Adesso lascia ancor più perplessi il fatto che la Regione Friuli Venezia Giulia preveda con una ordinanza sanzioni amministrative e però rinunci alla precedente solerzia descrittiva e non ci dica più come organizzarci qualora ritenessimo di essere incappati in una violazione o in un abuso e ingiustamente sanzionati.

Che fare allora?
Continuare a considerare la Direzione generale quale interlocutore per la nostra prima (sacrosanta) azione di difesa?
Rivolgerci al Prefetto quale rappresentante del Governo sul territorio (DL 25 marzo 2020 n.19, art. 4 c 9: Il Prefetto, informando preventivamente il Ministro dell'interno, assicura l'esecuzione delle misure avvalendosi delle Forze di polizia e, ove occorra, delle Forze armate…)?
O fare entrambe le cose, che non si sa mai?
In aggiunta, senza dubbio, dovremmo invitare la Regione a chiarire la presente questione.

E magari chiedere anche ragione di un'altra ambiguità delle ordinanze.C'è infatti un'altro segno di interesse psicoanalitico da annotarci.A proposito del pagamento delle sanzioni irrogate.

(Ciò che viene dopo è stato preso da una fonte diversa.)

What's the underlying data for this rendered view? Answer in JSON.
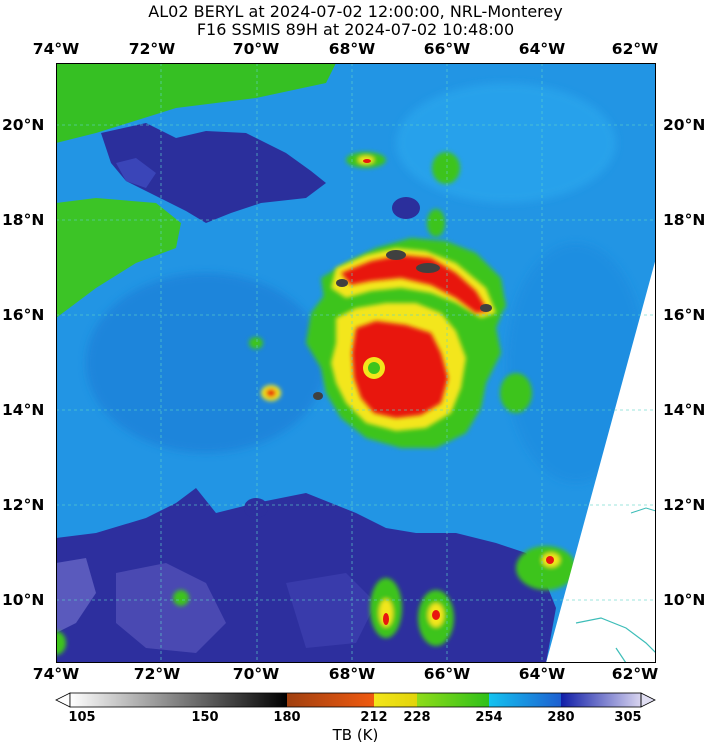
{
  "title_line1": "AL02 BERYL at 2024-07-02 12:00:00, NRL-Monterey",
  "title_line2": "F16 SSMIS 89H at 2024-07-02 10:48:00",
  "lon_labels": [
    "74°W",
    "72°W",
    "70°W",
    "68°W",
    "66°W",
    "64°W",
    "62°W"
  ],
  "lat_labels": [
    "20°N",
    "18°N",
    "16°N",
    "14°N",
    "12°N",
    "10°N"
  ],
  "colorbar": {
    "label": "TB (K)",
    "ticks": [
      "105",
      "150",
      "180",
      "212",
      "228",
      "254",
      "280",
      "305"
    ],
    "colors": {
      "very_cold": "#404040",
      "cold_red": "#e8170f",
      "yellow": "#f3e61b",
      "green": "#3fc61c",
      "light_blue": "#1da3e8",
      "blue": "#1d6bd4",
      "dark_blue": "#2d2f9e",
      "purple": "#5a4db0"
    }
  }
}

Assente del tutto nell’ordinanza n.10, l’indicazione delle modalità di pagamento delle sanzioni previste nelle precedenti ordinanze era invece chiarissima: “Si dà atto che all’accertamento delle violazioni della presente ordinanza provvedono gli organi di polizia competenti ai sensi dell’art. 13 della Legge n. 689/1981, con versamento delle somme e causale: <<COVID19 pagamento sanzione verbale n. xx/dd.>> .

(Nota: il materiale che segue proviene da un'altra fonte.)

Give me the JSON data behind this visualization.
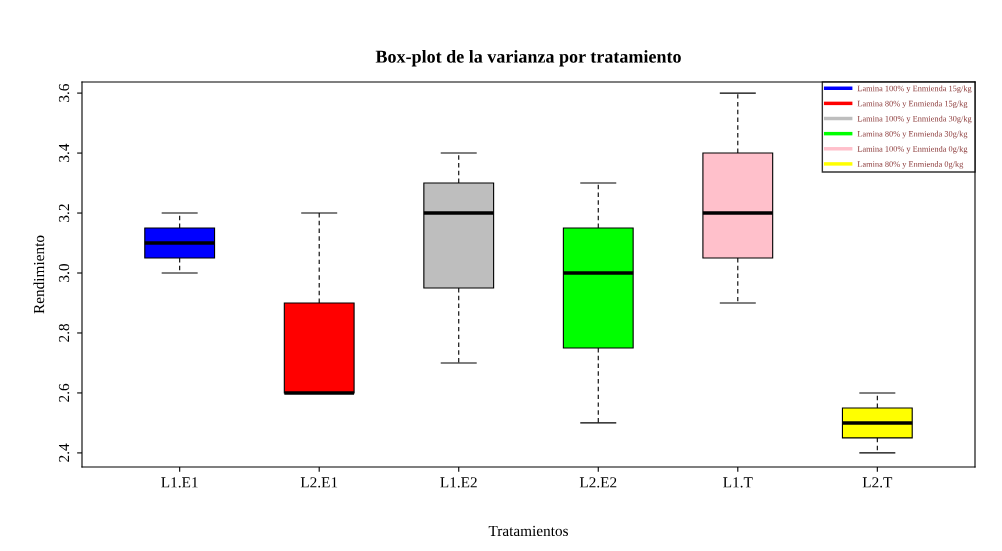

Due le modalità : pagamenti da effettuare tramite bonifico, conto IBAN: IT 56 L 02008 02230 000003152699, intestato alla Regione Friuli Venezia Giulia, capitolo di entrata del bilancio regionale Cap. E/301;
pagamenti da effettuare tramite bollettino, numero di c/c postale 85770709.
Ohibo', perchè non si legge più?
Ad infittire il mistero sulla personalità della regionale autorità ordinante, nella nota n. 15350/117 del Ministero dell’Interno del 26 marzo 2020, è detto  che “ Il pagamento delle sanzioni pecuniarie irrogate dalle SS.LL. dovrà essere effettuato mediante bonifico bancario sul Capo XIV Capitolo 3560 "Entrate eventuali e diversi concernenti il Ministero dell'interno" PG 6 "Altre entrate di carattere straordinario", IBAN IT 12 A 0100003245350014356006 (Tesoreria Centrale di Roma).

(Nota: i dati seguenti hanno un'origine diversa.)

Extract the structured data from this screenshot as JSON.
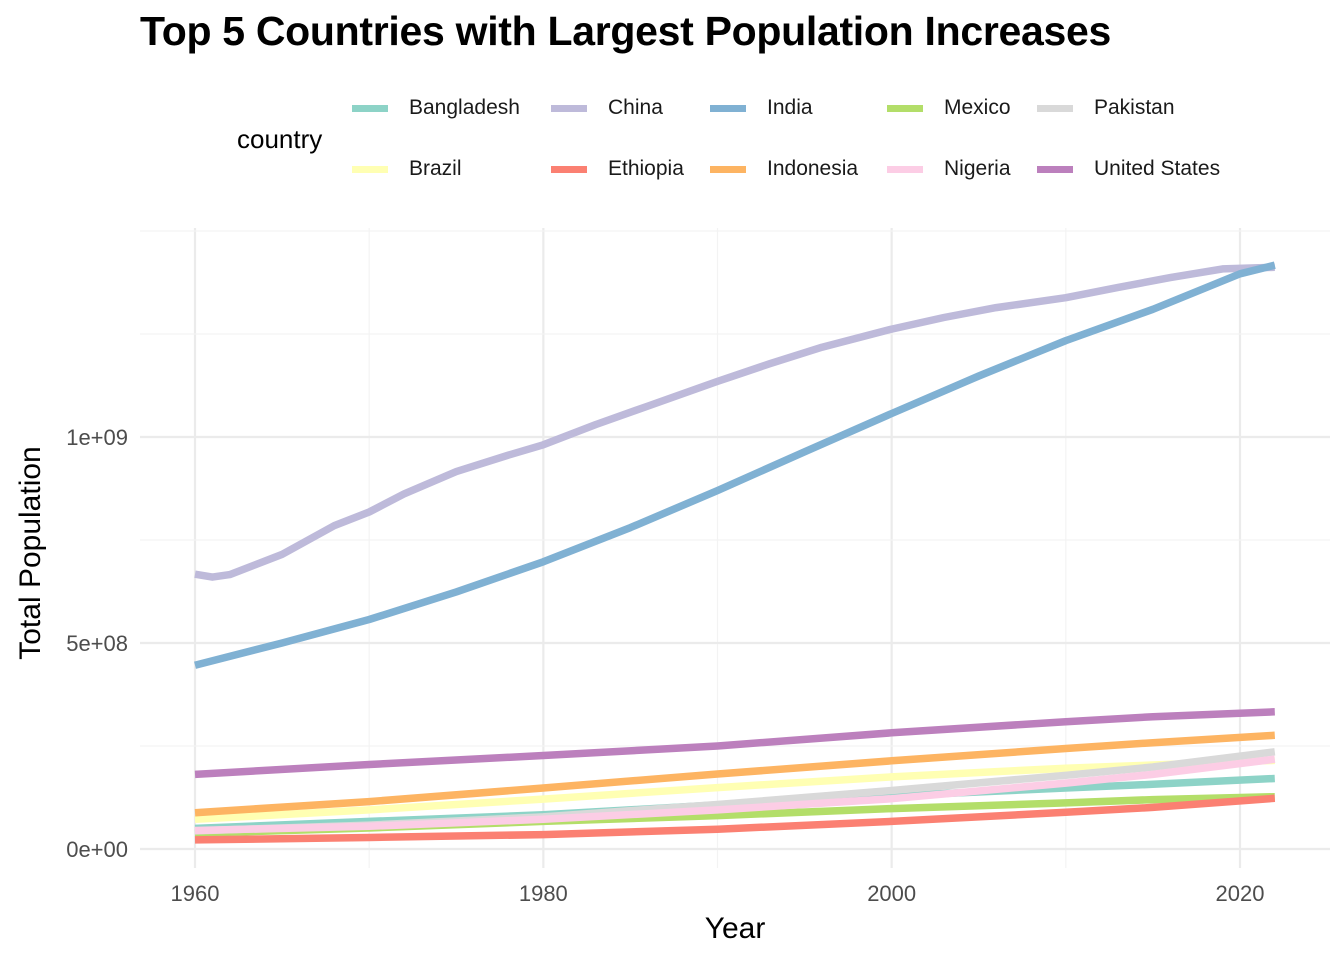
{
  "chart_data": {
    "type": "line",
    "title": "Top 5 Countries with Largest Population Increases",
    "xlabel": "Year",
    "ylabel": "Total Population",
    "legend_title": "country",
    "legend_position": "top",
    "grid": true,
    "xlim": [
      1958,
      2025
    ],
    "ylim": [
      -30000000,
      1490000000
    ],
    "x_ticks": [
      1960,
      1980,
      2000,
      2020
    ],
    "x_tick_labels": [
      "1960",
      "1980",
      "2000",
      "2020"
    ],
    "y_ticks": [
      0,
      500000000,
      1000000000
    ],
    "y_tick_labels": [
      "0e+00",
      "5e+08",
      "1e+09"
    ],
    "series": [
      {
        "name": "Bangladesh",
        "color": "#8DD3C7",
        "x": [
          1960,
          1970,
          1980,
          1990,
          2000,
          2010,
          2015,
          2022
        ],
        "values": [
          50000000,
          67000000,
          83000000,
          107000000,
          129000000,
          148000000,
          157000000,
          171000000
        ]
      },
      {
        "name": "Brazil",
        "color": "#FFFFB3",
        "x": [
          1960,
          1970,
          1980,
          1990,
          2000,
          2010,
          2015,
          2022
        ],
        "values": [
          72000000,
          95000000,
          121000000,
          149000000,
          175000000,
          196000000,
          204000000,
          215000000
        ]
      },
      {
        "name": "China",
        "color": "#BEBADA",
        "x": [
          1960,
          1961,
          1962,
          1965,
          1968,
          1970,
          1972,
          1975,
          1978,
          1980,
          1983,
          1986,
          1990,
          1993,
          1996,
          2000,
          2003,
          2006,
          2010,
          2013,
          2016,
          2019,
          2022
        ],
        "values": [
          667000000,
          660000000,
          666000000,
          715000000,
          785000000,
          818000000,
          862000000,
          916000000,
          956000000,
          981000000,
          1030000000,
          1075000000,
          1135000000,
          1178000000,
          1218000000,
          1262000000,
          1290000000,
          1314000000,
          1338000000,
          1363000000,
          1387000000,
          1408000000,
          1412000000
        ]
      },
      {
        "name": "Ethiopia",
        "color": "#FB8072",
        "x": [
          1960,
          1970,
          1980,
          1990,
          2000,
          2010,
          2015,
          2022
        ],
        "values": [
          22000000,
          28000000,
          35000000,
          48000000,
          67000000,
          89000000,
          101000000,
          123000000
        ]
      },
      {
        "name": "India",
        "color": "#80B1D3",
        "x": [
          1960,
          1965,
          1970,
          1975,
          1980,
          1985,
          1990,
          1995,
          2000,
          2005,
          2010,
          2015,
          2020,
          2022
        ],
        "values": [
          446000000,
          500000000,
          557000000,
          624000000,
          697000000,
          780000000,
          870000000,
          964000000,
          1057000000,
          1148000000,
          1234000000,
          1310000000,
          1396000000,
          1417000000
        ]
      },
      {
        "name": "Indonesia",
        "color": "#FDB462",
        "x": [
          1960,
          1970,
          1980,
          1990,
          2000,
          2010,
          2015,
          2022
        ],
        "values": [
          88000000,
          115000000,
          148000000,
          182000000,
          214000000,
          244000000,
          258000000,
          276000000
        ]
      },
      {
        "name": "Mexico",
        "color": "#B3DE69",
        "x": [
          1960,
          1970,
          1980,
          1990,
          2000,
          2010,
          2015,
          2022
        ],
        "values": [
          38000000,
          51000000,
          67000000,
          81000000,
          98000000,
          112000000,
          120000000,
          127000000
        ]
      },
      {
        "name": "Nigeria",
        "color": "#FCCDE5",
        "x": [
          1960,
          1970,
          1980,
          1990,
          2000,
          2010,
          2015,
          2022
        ],
        "values": [
          45000000,
          55000000,
          72000000,
          95000000,
          122000000,
          160000000,
          181000000,
          218000000
        ]
      },
      {
        "name": "Pakistan",
        "color": "#D9D9D9",
        "x": [
          1960,
          1970,
          1980,
          1990,
          2000,
          2010,
          2015,
          2022
        ],
        "values": [
          44000000,
          58000000,
          78000000,
          108000000,
          142000000,
          179000000,
          199000000,
          236000000
        ]
      },
      {
        "name": "United States",
        "color": "#BC80BD",
        "x": [
          1960,
          1970,
          1980,
          1990,
          2000,
          2010,
          2015,
          2022
        ],
        "values": [
          181000000,
          205000000,
          227000000,
          250000000,
          282000000,
          309000000,
          321000000,
          333000000
        ]
      }
    ]
  }
}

In conclusione, non saprei chi possa rispondere ad un ultimo interrogativo, se questa architettura di ordinanze contingibili e urgenti ( peraltro discutibile in termini di coerenza tra le competenze statali e regionali, e di entrambe rispetto la Costituzione vigente) continuerà a intersecare livelli costruttivi e pinnacoli arditi sfidando la gravità istituzionale e giuridica che tiene assieme uno Stato, oltre che lo stesso senso civico dei cittadini ( che si dimostra molto radicato e proprio per questo merita il massimo rispetto).